Noi preti ci sentiamo, per così dire, spaesati. Non essendo abituati a rimanere in casa per giornate intere, il doverlo fare ci lascia alquanto frastornati. Ci manca il contatto vivo con la comunità, ci manca soprattutto la celebrazione eucaristica col popolo santo di Dio. C’è chi, in queste ore, ci rimprovera di aver ceduto allo Stato laico, chi approva le decisioni dei vescovi italiani, chi ritiene che sia mancanza di fede privare i credenti della Messa. Tutti meritano rispetto e comprensione. Ma tutti abbiamo il dovere di fare un salto di vera fede per contribuire al bene dei fratelli non solo italiani, ma dell’intera umanità.

Mai come in questi giorni abbiamo tutti bisogno di un bagno di umiltà, a cominciare da chi scrive, anch’egli chiuso in casa per obbedire agli ordini. Qualche fratello, buono come il pane, innamorato di Cristo e della Chiesa, addolorato per l’impossibilità di partecipare alla Messa giornaliera, mi ha ricordato come nei secoli passati, durante le varie epidemie, tanti cristiani non hanno avuto timore di esporsi al contagio per servire il prossimo.
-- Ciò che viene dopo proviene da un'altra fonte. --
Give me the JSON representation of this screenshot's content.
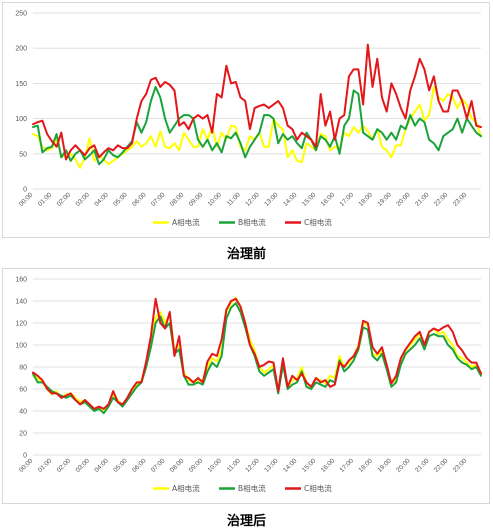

E ci hanno rimesso la vita.

Ad esempio portava san Damiano Veuster, sbarcato volontarimante nell’isola di Molokai e morto poi lebbroso tra i suoi lebbrosi. O di san Rocco da Montpellier, il pellegrino francese venuto in Italia e morto di peste per essere corso in aiuto agli appestati. È vero, nell’ interminabile lista dei santi che la Chiesa annovera, ci sono donne e uomini veramente eroi, che non hanno anteposto la salute alla carità. Non credo che il braccio della Provvidenza si sia accorciato nel nostro tempo. Non credo, cioè, che oggi, in Italia, mancherebbero cristiani, preti e suore disposti a servire il prossimo anche mettendo a repentaglio la propria vita. No, non è la fede che difetta; non è l’amore all’ Eucarestia che è venuto meno. Al contrario.
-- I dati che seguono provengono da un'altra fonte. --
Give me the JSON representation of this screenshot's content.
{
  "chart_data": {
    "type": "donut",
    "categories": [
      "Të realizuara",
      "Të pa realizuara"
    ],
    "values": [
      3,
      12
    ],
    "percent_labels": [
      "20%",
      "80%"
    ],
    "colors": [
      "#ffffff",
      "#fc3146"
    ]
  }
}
Sbarcando sull’isola dei lebbrosi, padre Damiano era cosciente del rischio che correva. Il motivo che lo spinse fu uno sviscerato amore per i fratelli e le sorelle, che venivano abbandonati a marcire nelle Hawaii. Sentì di essere chiamato, obbedì, andò, si fece uno con loro. Sull’esempio del suo Signore volle servire i fratelli lebbrosi senza chiedere niente in cambio. Non divenne un pericolo per nessuno; dopo aver contratto la lebbra non scappò da Molokai; non si fece propagatore del terribile morbo. Stessa cosa per san Rocco.
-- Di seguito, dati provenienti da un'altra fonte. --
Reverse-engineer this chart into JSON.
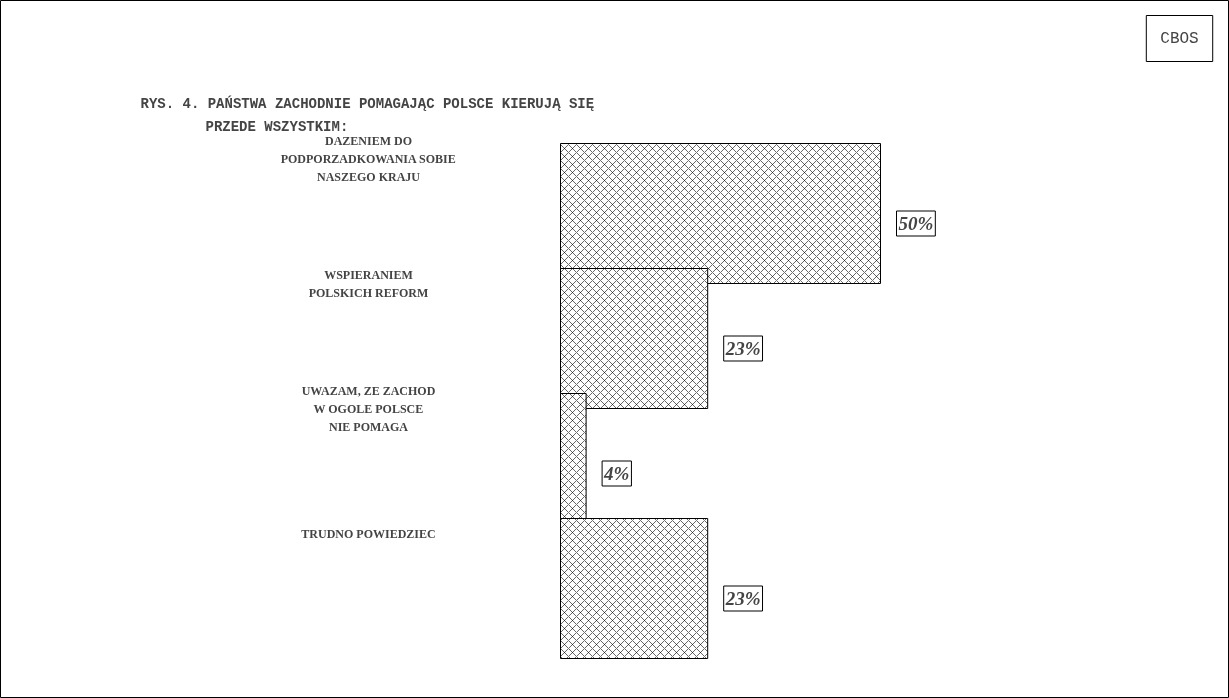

Per noi, oggi, le cose non stanno così. Le nostre Messe con il popolo sono state – con grande sofferenza dei nostri vescovi e nostra – sospese, per un tempo limitato, non per il timore che i preti si infettassero, ma nel tentativo di impedire al contagio di propagarsi. Siamo all’opposto di quel che sembrava a prima vista. Ci è stato chiesto addirittura di non celebrare i funerali in chiesa ai nostri parrocchiani, cosa che provoca nei loro familiari sconcerto e dolore. Eppure, a malincuore, i nostri vescovi hanno ritenuto di doverlo fare. Non tanto per mettere al riparo i loro preti ma per salvaguardare la salute di tutti, a cominciare dai parenti e dagli amici del defunto.

La Chiesa italiana ha sentito essere suo dovere dare l’esempio, in momenti come questi. Non ci è stato chiesto di rinunciare alle nostre celebrazioni per motivi ideologici o politici. Il popolo italiano ci sta a cuore. La persona umana è destinataria dell’amore di Dio. La Chiesa che è in Italia, da sempre a servizio degli italiani, continua a esserlo in questi giorni con modalità diverse. “Il prezzo da pagare, però, è alto” ha detto qualcuno. È vero. Molto più alto di quanto si possa credere. Proprio per questo ha un valore immenso. Ciò che vale molto, costa molto. La salute degli italiani, il ritorno alla serenità, il riprendere insieme il cammino della vita, il desiderio di liberare quanto prima l’umanità da questa epidemia, sono valori troppo alti per non vederci in prima linea. Stiamo vivendo il tempo dell’attesa. Non sappiamo quanto durerà la nostra vigilia. Una cosa è certa, dopo la croce verrà la resurrezione. E sarà Pasqua. Crediamoci. E lavoriamo insieme.